Revolutionize Renewable Energy with the Innovative Alternative Energy Tank

[qbit]

Here is an invention I'd like to share with anyone who has the money to develop and market it. Furthermore, I don't even have the technical skill to determine if it's viable on paper so I suppose it's reasonable to say that anyone who pursues this is entitled not to share anything with me.

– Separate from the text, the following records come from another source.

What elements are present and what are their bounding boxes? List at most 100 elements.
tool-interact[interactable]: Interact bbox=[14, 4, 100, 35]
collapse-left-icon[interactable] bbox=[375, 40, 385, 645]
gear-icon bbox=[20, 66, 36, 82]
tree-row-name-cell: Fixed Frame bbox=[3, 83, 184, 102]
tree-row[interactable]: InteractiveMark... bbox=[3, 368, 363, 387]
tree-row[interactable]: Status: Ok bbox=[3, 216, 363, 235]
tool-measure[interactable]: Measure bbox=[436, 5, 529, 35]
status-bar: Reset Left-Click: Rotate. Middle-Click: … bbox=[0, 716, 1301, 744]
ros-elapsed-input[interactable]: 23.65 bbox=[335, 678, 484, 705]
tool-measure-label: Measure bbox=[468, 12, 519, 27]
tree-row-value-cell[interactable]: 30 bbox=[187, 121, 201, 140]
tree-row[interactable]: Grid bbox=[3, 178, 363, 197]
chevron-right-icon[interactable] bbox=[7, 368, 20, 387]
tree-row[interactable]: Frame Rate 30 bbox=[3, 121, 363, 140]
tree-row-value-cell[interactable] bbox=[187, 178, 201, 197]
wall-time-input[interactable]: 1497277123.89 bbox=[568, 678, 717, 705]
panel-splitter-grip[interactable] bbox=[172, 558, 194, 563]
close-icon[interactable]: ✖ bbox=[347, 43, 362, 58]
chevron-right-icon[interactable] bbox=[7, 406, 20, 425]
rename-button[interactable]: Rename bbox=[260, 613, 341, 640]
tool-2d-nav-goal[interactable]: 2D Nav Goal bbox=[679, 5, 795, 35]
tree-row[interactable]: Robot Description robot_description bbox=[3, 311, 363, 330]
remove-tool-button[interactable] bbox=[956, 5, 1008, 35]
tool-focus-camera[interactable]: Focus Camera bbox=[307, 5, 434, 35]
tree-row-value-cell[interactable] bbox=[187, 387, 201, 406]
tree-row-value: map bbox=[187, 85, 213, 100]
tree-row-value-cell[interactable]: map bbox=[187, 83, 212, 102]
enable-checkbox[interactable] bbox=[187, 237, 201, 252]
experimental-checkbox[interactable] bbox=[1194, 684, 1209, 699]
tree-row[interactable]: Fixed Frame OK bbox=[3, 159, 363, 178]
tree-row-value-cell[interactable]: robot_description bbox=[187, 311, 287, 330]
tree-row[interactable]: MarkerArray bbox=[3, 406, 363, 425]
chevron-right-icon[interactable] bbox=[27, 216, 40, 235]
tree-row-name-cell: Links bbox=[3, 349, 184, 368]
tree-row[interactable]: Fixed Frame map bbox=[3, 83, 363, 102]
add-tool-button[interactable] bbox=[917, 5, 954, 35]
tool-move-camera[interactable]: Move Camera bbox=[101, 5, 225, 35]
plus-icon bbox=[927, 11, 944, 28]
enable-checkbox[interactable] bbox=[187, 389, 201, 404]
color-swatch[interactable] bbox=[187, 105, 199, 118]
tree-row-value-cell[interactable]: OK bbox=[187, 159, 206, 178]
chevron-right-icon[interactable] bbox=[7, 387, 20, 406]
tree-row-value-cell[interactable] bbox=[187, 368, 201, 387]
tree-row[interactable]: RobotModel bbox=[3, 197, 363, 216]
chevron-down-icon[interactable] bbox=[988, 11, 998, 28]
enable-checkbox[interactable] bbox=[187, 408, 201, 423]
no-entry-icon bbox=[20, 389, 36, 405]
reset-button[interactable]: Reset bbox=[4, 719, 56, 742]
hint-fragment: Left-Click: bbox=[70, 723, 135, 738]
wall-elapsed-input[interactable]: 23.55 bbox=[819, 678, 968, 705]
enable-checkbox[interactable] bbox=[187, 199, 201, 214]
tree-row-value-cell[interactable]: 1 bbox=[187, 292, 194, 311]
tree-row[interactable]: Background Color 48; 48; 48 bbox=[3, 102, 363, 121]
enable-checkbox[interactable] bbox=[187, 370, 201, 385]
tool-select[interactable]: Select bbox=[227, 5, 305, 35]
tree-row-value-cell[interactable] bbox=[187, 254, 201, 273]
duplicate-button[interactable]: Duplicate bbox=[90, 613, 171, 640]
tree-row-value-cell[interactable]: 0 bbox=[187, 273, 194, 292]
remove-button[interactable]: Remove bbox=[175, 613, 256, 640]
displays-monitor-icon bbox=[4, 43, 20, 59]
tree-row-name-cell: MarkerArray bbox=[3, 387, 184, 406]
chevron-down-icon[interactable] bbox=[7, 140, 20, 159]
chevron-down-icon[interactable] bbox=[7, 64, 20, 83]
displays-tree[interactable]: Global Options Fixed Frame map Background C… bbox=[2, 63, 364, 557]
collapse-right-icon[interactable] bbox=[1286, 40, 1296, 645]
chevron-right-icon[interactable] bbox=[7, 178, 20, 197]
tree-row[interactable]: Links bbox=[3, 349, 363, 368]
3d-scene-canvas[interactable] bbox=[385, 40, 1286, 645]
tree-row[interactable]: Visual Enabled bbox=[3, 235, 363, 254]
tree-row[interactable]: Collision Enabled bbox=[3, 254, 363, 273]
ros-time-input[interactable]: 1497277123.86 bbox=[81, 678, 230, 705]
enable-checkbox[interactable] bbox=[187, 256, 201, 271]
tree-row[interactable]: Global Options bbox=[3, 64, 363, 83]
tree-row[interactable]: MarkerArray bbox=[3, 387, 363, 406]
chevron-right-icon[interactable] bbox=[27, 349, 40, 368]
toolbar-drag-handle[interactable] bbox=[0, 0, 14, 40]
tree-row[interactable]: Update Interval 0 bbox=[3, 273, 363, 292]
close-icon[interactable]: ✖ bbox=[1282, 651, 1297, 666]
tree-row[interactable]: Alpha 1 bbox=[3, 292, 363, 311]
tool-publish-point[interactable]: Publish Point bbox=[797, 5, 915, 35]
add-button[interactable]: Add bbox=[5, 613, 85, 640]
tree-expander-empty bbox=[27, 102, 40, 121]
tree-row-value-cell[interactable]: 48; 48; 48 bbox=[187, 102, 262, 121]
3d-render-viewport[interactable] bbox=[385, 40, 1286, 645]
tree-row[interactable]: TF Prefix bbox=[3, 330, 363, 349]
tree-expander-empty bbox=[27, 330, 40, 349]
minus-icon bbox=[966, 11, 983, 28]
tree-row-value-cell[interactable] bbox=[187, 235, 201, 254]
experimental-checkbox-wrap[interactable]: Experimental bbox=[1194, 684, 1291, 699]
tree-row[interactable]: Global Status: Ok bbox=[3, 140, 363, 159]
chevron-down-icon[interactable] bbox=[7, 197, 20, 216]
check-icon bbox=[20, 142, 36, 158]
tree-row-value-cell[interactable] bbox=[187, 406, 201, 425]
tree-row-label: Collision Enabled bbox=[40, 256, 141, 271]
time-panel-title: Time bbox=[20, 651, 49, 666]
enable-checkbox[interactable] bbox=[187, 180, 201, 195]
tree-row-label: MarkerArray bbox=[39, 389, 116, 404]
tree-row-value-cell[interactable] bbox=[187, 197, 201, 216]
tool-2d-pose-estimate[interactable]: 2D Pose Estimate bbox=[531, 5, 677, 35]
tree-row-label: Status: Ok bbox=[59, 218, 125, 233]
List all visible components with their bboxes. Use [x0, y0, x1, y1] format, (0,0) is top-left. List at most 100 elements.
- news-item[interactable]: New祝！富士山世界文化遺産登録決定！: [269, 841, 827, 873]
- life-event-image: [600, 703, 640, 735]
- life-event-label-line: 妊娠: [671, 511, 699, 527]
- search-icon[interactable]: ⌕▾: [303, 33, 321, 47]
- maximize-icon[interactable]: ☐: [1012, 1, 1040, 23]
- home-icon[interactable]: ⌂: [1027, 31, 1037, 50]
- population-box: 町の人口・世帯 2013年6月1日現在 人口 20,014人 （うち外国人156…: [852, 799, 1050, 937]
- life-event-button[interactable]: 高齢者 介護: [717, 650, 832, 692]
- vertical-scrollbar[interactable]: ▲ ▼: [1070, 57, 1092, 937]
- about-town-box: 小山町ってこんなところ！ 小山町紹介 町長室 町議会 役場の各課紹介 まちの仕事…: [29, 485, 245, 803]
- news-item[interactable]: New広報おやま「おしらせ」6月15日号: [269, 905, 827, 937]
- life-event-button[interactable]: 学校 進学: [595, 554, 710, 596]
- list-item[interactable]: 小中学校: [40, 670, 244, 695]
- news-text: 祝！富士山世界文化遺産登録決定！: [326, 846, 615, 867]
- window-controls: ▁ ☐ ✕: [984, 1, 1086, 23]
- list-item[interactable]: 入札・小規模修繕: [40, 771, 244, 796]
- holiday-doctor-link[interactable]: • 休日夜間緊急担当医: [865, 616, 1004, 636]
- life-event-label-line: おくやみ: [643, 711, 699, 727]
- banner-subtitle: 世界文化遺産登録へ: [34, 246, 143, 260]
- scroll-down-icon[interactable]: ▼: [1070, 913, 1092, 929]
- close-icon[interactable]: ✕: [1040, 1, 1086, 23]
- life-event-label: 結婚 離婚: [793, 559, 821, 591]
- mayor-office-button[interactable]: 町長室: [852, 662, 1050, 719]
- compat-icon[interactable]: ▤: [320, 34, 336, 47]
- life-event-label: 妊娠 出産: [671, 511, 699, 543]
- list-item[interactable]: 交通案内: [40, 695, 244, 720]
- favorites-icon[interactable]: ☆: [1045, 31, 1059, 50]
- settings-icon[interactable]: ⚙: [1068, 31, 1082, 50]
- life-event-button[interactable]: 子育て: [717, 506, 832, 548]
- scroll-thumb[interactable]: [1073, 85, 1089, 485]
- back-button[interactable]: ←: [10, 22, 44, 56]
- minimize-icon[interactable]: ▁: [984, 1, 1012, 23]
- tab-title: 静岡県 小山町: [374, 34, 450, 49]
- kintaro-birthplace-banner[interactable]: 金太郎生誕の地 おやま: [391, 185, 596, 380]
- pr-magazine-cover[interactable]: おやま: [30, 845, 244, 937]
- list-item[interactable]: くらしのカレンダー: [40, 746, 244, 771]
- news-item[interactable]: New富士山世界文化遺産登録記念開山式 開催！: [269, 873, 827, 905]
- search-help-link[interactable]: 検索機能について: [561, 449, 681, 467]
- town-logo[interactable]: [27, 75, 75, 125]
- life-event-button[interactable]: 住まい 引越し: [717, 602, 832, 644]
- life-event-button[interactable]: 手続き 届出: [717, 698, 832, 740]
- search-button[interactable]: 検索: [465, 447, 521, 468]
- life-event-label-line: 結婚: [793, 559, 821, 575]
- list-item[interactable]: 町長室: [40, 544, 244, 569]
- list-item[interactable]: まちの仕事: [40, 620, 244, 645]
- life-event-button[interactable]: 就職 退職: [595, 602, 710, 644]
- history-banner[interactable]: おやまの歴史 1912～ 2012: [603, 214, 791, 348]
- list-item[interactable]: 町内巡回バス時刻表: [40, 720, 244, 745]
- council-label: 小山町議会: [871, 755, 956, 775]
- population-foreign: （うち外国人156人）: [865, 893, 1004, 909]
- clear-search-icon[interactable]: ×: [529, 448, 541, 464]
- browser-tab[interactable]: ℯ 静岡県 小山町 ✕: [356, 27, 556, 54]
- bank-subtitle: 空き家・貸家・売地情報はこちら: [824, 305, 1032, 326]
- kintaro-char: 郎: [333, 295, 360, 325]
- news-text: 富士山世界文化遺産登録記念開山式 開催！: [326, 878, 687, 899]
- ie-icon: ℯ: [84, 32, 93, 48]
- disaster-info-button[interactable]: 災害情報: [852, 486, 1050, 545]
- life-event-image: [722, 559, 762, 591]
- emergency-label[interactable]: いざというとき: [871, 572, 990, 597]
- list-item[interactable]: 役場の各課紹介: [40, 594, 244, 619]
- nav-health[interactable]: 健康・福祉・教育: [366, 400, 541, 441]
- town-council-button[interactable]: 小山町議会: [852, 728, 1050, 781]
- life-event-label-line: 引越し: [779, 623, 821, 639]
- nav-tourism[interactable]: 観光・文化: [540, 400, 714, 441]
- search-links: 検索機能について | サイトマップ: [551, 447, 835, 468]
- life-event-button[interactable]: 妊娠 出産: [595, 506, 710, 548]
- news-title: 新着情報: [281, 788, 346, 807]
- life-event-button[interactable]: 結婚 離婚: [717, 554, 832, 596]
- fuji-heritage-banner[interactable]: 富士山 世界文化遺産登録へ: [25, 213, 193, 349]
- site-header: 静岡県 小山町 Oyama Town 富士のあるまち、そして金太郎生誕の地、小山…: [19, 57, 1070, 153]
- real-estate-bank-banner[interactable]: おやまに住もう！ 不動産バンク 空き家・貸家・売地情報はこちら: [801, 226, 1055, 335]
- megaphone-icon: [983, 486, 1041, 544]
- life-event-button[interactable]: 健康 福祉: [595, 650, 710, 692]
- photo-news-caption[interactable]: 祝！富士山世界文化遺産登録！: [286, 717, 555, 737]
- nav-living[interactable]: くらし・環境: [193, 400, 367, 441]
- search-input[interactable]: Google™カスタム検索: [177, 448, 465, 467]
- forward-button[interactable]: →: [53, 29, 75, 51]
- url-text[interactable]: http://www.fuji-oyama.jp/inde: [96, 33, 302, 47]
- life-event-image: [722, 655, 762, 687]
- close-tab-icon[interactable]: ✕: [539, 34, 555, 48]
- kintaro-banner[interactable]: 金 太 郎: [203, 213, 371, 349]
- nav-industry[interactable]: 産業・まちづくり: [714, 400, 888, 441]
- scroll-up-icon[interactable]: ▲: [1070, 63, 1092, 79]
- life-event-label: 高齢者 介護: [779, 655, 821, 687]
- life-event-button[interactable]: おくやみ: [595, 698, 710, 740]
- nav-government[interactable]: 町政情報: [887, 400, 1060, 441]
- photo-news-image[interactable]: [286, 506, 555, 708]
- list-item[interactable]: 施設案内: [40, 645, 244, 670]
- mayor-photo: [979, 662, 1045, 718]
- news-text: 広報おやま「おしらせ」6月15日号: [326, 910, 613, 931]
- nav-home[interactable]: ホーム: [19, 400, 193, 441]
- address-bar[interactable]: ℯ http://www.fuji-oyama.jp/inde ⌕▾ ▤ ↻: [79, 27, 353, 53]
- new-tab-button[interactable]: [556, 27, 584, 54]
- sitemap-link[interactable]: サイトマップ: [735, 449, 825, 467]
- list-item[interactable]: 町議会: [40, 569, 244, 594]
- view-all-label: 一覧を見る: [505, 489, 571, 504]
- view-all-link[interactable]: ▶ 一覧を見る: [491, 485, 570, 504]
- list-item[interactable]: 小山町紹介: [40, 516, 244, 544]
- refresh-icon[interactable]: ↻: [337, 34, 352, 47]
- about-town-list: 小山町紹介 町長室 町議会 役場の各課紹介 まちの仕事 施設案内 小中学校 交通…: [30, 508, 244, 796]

Picture a black PVC water tank, shaped to maximise its surface area to the Sun. Let's say it can be filled and topped up by rain water from a typical house roof and can contain 4 ton of liquid water or about 4 kilolitres. When at capacity, there remains several litres of space above the liquid water, say 10 litres. It can be sealed tight to prevent gas exchange (and prevent water leaks - it is a water tank after all). Except that there is a miniature turbine that sits atop the tank. As the water heats up from solar radiation during the day, the vapour pressure above the water increases and escapes through the turbine to create energy that could be stored in a battery. During the night, the opposite occurs: vapour pressure decreases. As you can now see, the device relies on the diurnal thermal gradient. In practice, I imagine one would need to build two miniature valve turbines: one that did work due to increased vapour pressure during the day and one that did work due to the decrease in vapour pressure during the night. But some clever engineer may calculate that a bidirectional turbine is more practical and or cost effective.
Let's say the diurnal temperature change in the tank is 5 degrees Kelvin. I think it's safe to assume that the change in the volume of the tank is negligible. But now comes the hard part. The system is not adiabatic and not isothermal. Work is done as the internal pressure equalises with the atmospheric pressure. So I think it's safe to assume it's isobaric. To roughly calculate the potential work that can be done (obviously energy will be lost to moving parts and electrical resistance of the circuit), am I correct in saying I would need only calculated the difference in partial pressure of water vapour between a temperature difference of 5 degrees multiplied by the volume (10 litres)? If so, would the system work better if the tank held only 10 litres of liquid water and 4 kiloliters of partial water vapour? Am I even in the ballpark of attempting to solve this? And would anyone care to comment on whether this could be a viable energy source given that most people can't put ten thousand of these things on their properties.

The other problem is whether more energy is expended in the manufacture of such a tank than it can reasonably be expected to return in its lifetime.

Thanks for your help in advance.

 

[russ_watters]

Figuring out how much it will heat up is probably the hardest part. While the skin temp could easily rise 20C from ambient, the water temp won't rise anywhere near that much. I suppose you'll have the underside insulated? but anyway, try it with a 10C water temp rise if you have a thin, flat tank. The way I'd approach the problem is to consider the tank as a control mass during the day and calculate the volume change (ie, as if it could blow up like a balloon) as the air heats and water evaporates.

After you do the calculation above, you'll see just how small the extra volume of air/vapor is and you won't even bother trying to do the turbine calculation. Almost all of the energy gained goes into heating the water and boiling it at atmospheric pressure. There way a steam engine works, there must be a large pressure gradient and the steam must condense to give the energy back. You wouldn't be harnessing that energy at all.

 

[charng]

I find your idea for the alternative energy tank to be very intriguing and innovative. The concept of using a diurnal thermal gradient to generate energy is definitely a unique approach to renewable energy. However, as you mentioned, there are several technical and practical considerations that need to be addressed in order to determine the viability of this invention.

Firstly, the calculation of potential work done is not as simple as just multiplying the temperature difference by the volume. The efficiency of the turbine, energy losses due to moving parts and electrical resistance, and the specific heat capacity of the water all need to be taken into account. Additionally, the efficiency of the system will also depend on external factors such as the amount of sunlight and temperature fluctuations.

Secondly, the cost and practicality of implementing this system on a large scale also need to be considered. While it may be feasible for individual households to install these tanks, it may not be practical for larger scale use. The cost of manufacturing and maintaining these tanks, as well as the amount of space they would require, would need to be carefully evaluated.

Furthermore, the environmental impact of manufacturing these tanks should also be taken into consideration. If the energy expended in the manufacturing process outweighs the energy that can be generated by the tank over its lifetime, then it may not be a sustainable solution.

Overall, I believe that your idea has potential and could potentially revolutionize renewable energy. However, further research and development would be needed to determine its feasibility and practicality on a larger scale. I would suggest collaborating with engineers and other experts in the field to refine your concept and conduct feasibility studies. Thank you for sharing your idea and I wish you the best of luck in its development.